La CAPL a donc fait de la diversification sa marque de fabrique : elle collecte une vingtaine de cultures. Même avec le blé tendre, première filière de la coopérative, les variétés cultivées répondent à des demandes bien spécifiques des clients: à destination de la meunerie, blés améliorants, blé biscuitiers et productions sous cahier des charges, comme le CRC (culture raisonnée contrôlée), Lu Harmony, ou le cahier des charges Arvalis (IRTAC) pour les conditions de production.
Il en est de même pour la filière brasserie. « Nous collectons orge d’hiver et orge de printemps. Un de nos clients en particulier a besoin de variétés qui ne sont pas sur le marché, il recherche une certaine qualité de malt. Nous faisons en sorte de tester ces variétés et nous demandons à nos agriculteurs de les produire », explique Patrick Bremaud.
On entre ensuite dans la famille des cultures rares : seigle meunier et épeautre (démarrés en 2008), millet blanc et quinoa (2010), sarrasin et lentille verte (2012). Pour démarrer ces productions, il faut d’un côté une demande de l’aval, et de l’autre, des agriculteurs curieux en recherche de diversification ou d’originalité. « Pour le sarrasin, des accords ont été conclus avec des meuniers et industriels bretons, précise Patrick Bremaud. Nous les approvisionnons, de manière pérenne et sur des quantités significatives, compensant l’irrégularité de la production asiatique.
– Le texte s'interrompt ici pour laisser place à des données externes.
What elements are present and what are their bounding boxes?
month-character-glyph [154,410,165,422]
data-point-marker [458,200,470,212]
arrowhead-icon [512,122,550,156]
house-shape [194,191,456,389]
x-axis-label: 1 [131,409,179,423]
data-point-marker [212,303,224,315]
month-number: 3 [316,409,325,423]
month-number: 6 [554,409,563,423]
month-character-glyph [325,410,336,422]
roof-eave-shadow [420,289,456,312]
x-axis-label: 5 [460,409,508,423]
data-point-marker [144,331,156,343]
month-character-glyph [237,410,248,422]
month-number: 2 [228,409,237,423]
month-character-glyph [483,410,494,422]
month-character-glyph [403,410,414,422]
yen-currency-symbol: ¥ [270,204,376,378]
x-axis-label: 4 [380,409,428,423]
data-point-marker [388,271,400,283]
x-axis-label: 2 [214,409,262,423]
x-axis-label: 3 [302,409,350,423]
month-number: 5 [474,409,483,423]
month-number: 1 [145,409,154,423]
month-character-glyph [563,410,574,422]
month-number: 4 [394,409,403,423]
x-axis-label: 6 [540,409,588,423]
Il s’agit bien d’une démarche tripartite entre l’industriel, le client et la coopérative. »
« La valeur ajoutée apportée par les cultures de niche compense le manque de références techniques qui peut décourager les agriculteurs, explique Romain Dandois, responsable agronomie est en charge de la mise en place et du suivi, chez les adhérents, des cultures de millet, épeautre et sarrasin. Avant de développer ces cultures à une échelle plus grande, nous les avons testées en micro-parcelles, chez les adhérents. On se documente et on découvre ensemble les contraintes de chaque culture. »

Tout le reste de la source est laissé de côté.